“The case for digital transformation has never been more urgent or clearer. Digital technology is a deflationary force in an inflationary economy.”
With inflation back and at the highest it’s been in decades, Satya Nadella used Microsoft’s latest earnings call to position digital technology as the solution for companies to help compensate for price increases.
The argument certainly isn’t a new one, technological innovation is widely known to be one of the best ways for companies to reduce costs and improve productivity.
In March 2020, Edward Yardeni positioned ‘Disruption’ as one of the four deflationary forces keeping a lid on inflation (the other three were Détente, Demography, and Debt).
Yardeni highlighted that the impact of technology on the economy had not been given enough attention adding, “technology is inherently disruptive and deflationary since there is a tremendous incentive to use it to lower costs across a wide range of businesses.”1
With recent inflation at uncomfortably high levels, digital technology and its associated productivity gains could take on much more prominence in 2022 and beyond.
Cloud Adoption is becoming a Necessity
Microsoft reported revenue of $43bn for its first quarter of 2022, a 22% increase on the previous year’s first-quarter results, driven by growth in cloud adoption. 2
And the company isn’t alone in seeing record cloud growth – in 2020 and 2021 cloud computing exploded as companies rapidly went digital in response to the global pandemic.
Although pre-Covid, the cloud transition was already underway, we saw the pandemic serve as an accelerant, with 70% of organisations using cloud plan to increase their cloud spending in the wake of Covid-19. 3
In 2022, we expect to see a continuation of this swift migration and growth. Leaders in every industry are realising they risk extinction by failing to migrate to the Cloud, meaning more and more companies are seeing cloud computing as an essential business expenditure.
According to the latest forecasts from Gartner, global spending on cloud services is expected to reach over $482 billion in 2022, up from $313 billion in 2020. And this growth trajectory looks set to continue.
So what does this mean for thematic investors?
Well, as we highlight in another thematic article Cloud Computing and Cybersecurity: The New Digital Utilities? companies at the forefront of the cloud computing industry are so essential to today’s economy that they have effectively become digital utilities.
This means it will remain a key area of investment for the majority of companies, with the latest data from Gartner also showing that by 2024 the average company aspires to have cloud spend represent 80% of its total IT-hosting budget. 4
We may see this accelerate even further in an inflationary environment, as companies may look to invest in digital technology to offset higher costs and boost productivity.

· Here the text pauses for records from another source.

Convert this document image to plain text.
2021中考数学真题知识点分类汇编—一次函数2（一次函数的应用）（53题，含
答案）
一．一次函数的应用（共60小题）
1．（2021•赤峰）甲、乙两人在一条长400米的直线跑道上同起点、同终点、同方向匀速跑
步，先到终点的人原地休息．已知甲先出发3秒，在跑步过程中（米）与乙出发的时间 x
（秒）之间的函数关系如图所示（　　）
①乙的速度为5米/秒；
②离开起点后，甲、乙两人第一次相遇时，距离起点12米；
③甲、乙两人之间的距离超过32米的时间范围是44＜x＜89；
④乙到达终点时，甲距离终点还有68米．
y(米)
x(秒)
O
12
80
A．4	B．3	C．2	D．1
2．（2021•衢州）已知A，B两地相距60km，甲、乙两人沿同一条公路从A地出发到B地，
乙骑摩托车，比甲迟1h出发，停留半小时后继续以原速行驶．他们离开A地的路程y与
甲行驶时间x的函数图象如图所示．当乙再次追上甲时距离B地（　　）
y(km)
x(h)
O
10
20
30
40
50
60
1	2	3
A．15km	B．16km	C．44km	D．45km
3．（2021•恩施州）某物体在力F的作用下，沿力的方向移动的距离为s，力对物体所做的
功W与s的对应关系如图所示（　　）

In the latest earnings call, Nadella was asked about how digitalisation is helping businesses to compensate for price increases. He said: “In an inflationary environment, the first place any business should go to is how to really ensure that they’re able to get productivity gains. And even dealing with constraints, for example, if you have supply chain constraints, one of the things you want to do is run your factories at the efficient frontier.”
This concept is an interesting one – that companies need to be driven as far as possible in the name of efficiency.
This is where companies could really unlock the potential of cloud computing, with its speed, scale, innovation and productivity accelerating or enabling innovative technology solutions which in turn could reduce costs, drive efficiency and potentially transform business operations. To this end, McKinsey recently projected that cloud adoption could potentially drive $1 trillion in business value.5
Will this increased productivity protect investors against inflation?
The good news: companies are investing again. An uptick in higher capital expenditure should correspond to a boost in productivity. As the chart below from the Federal Reserve Bank of St. Louis highlights, Manufacturers’ new orders (ex. Aircraft and military spending) reached the highest figure on record in June 2021 (not adjusted for inflation).
Not only are companies investing, but the current climate means they also have a strong incentive to do so.
As firms report challenges in attracting new workers combined with reports that wages are rising quickly: companies are facing worker shortages which has driven them to spend on capital goods (like machinery and infrastructure) instead, to boost productivity.
Whether this translates into increased investment in digital technology remains to be seen, but within this context Nadella’s investment case is compelling.
One last point on productivity, we may see a further boost coming from President Biden’s landmark $1.2 trillion Infrastructure Bill.
The Bill is the largest federal investment in the country’s infrastructure in decades, including allocating $550bn to upgrade highways, roads and bridges, and rail networks.
It also sets aside funding for high-speed internet, and EV charging points across the country. It appears that cloud adoption isn’t slowing, if anything it’s accelerating, and digital technology has many tailwinds over the coming years.
1 Excerpt from Fed Watching for Fun & Profit, Edward Yardeni, March 2020
2 Microsoft Q1 FY22 Earnings Call
3 Gartner, 2020
4 Gartner, 2021
5 McKinsey, 2021
References to specific companies should not be construed as a recommendation to buy or sell shares or other financial instruments issued by those companies, and neither should they be assumed profitable. You should consider the fund’s investment objectives, risks, and charges and expenses carefully before investing.